Trio in C, Op.87
Serenade in C, Op.10
Phantasy Quartet, Op.2
Die Zauberflöte [selections, arr. Anon for violin and oboe]
Oboe Quartet in F, K370
Lisa Batiashvili (violin), Antoine Tamestit (viola), Danjulo Ishizaka (cello) & François Leleux (oboe)
Reviewed by: Douglas Cooksey
Reviewed: 18 March, 2008
Venue: Wigmore Hall, London
A delightful programme combining some rarely played and some extremely familiar music, not least excerpts from “Die Zauberflöte”, but in a highly unfamiliar arrangement for violin and oboe.
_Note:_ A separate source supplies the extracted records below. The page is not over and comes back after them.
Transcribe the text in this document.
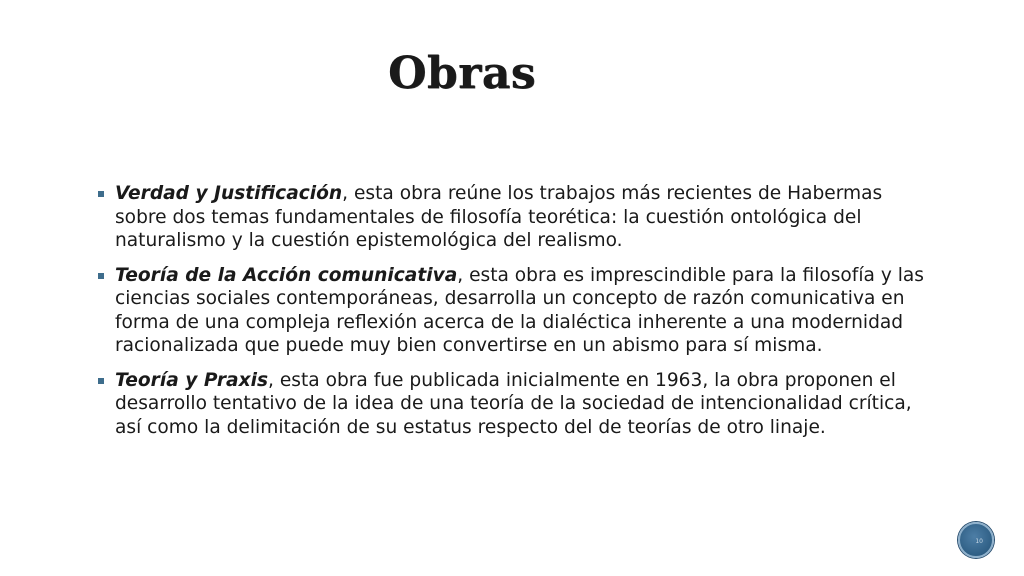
Obras
Verdad y Justificación, esta obra reúne los trabajos más recientes de Habermas sobre dos temas fundamentales de filosofía teorética: la cuestión ontológica del naturalismo y la cuestión epistemológica del realismo.
Teoría de la Acción comunicativa, esta obra es imprescindible para la filosofía y las ciencias sociales contemporáneas, desarrolla un concepto de razón comunicativa en forma de una compleja reflexión acerca de la dialéctica inherente a una modernidad racionalizada que puede muy bien convertirse en un abismo para sí misma.
Teoría y Praxis, esta obra fue publicada inicialmente en 1963, la obra proponen el desarrollo tentativo de la idea de una teoría de la sociedad de intencionalidad crítica, así como la delimitación de su estatus respecto del de teorías de otro linaje.
10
Lisa Batiashvili and her friends combine some exceptional talents. Antoine Tamestit worked with Tabea Zimmermann and was selected as a BBC Radio 3 New Generation Artist (2004) as well as for a Borletti-Buitoni award (2006). Danjulo Ishizaka, a student of the late Boris Pergamenschikow, is also a New Generation artist and won the Gaspar Cassadó competition. François Leleux (Lisa’s husband) – around whom much of this programme was built – was a one-time pupil of the legendary Maurice Bourgue and is currently Professor at the Hochschule für Musik, Munich, not that there anything remotely academic about his playing which combines finesse with an outsize personality.
Beethoven’s Trio for Oboe, Viola and Cello was probably composed around 1794 but kept it in his bottom drawer for more than a decade. Originally scored for two oboes and a cor anglais, the publisher Artaria also printed versions for two violins and viola, and for piano and violin. Hardly the greatest Beethoven, it is still music of enormous charm, especially when performed with such evident delight and polish. Leleux, Tamestit and Ishizaka were colloquial in the best sense of the word, none of them hogging the limelight, yet light on their feet and constantly bringing out the music’s dry wit with well-timed pauses and precisely placed accents.
Ernö Dohnányi’s utterly delightful Serenade in C used to be a favourite of Heifetz, Primrose and Piatigorsky. It contains some quite gorgeous music, especially for anyone with a sweet tooth. Perhaps part of the reason for its comparative neglect is the demands it makes: music for three soloists. Fortunately there was nothing remotely average about this performance. After the vigorous opening ‘March’ with a Hungarian-sounding second subject, the viola playing ostinato style on open strings, comes a ‘Romanza’ which opens with a delicate viola leading to an extended song from the solo violin:Batiashvili has that ability rare in any musician suddenly to play a phrase in such a way as to compel an audience to hold its collective breath – so it was here and also at the close of the ‘Theme and Variations’. Throughout, Tamestit and Ishizaka were absolutely equal partners, fully able to hold their own in the tricky chattering scherzo and the moto perpetuo finale whose final climax generated a weight of sound which was positively orchestral before the music gradually marches away into the distance as though the serenaders were dispersing into the night.
Benjamin Britten’s precocious Phantasy for oboe and string trio – it was written when he was 18 – won its teenage composer a prize of thirteen guineas, which he duly spent on a new suit and a score of Falla’s El amor brujo. Its 14-minute span is a kind of musical palindrome, emerging from nothing and ending with a reprise of the work’s opening in reverse sequence before disappearing into silence. It is a remarkable work, not just for its precocity but also for its subtlety and its emotional weight. Seldom can Britten’s music have drawn quite so impassioned a response.
Three extracts, including one of the Queen of the Night’s arias (‘Der Hölle Rache’) from “The Magic Flute”, arranged by an unknown hand for the unusual combination of violin and oboe, provided light relief. Batiashvili and Leleux had such fun, striking sly musical sparks of each other, that it would be a dull soul who did not respond with equal pleasure.
Finally, an exuberant account of Mozart’s Oboe Quartet; perhaps a little too exuberant – the first movement was sprightly to a degree and would have possibly repaid a slightly more measured tempo – but it was all wonderfully elegant, the development ushered in with rare suavity. Leleux, not surprisingly given his antecedents, produces a tangy oboe sound slightly reminiscent of Leon Goossens (but without the acidity) which was heard to best advantage in the slow movement’s cadenza and the stealthy way he ushered in the finale’s main theme. Another Mozart arrangement, for oboe and strings, was offered as an encore.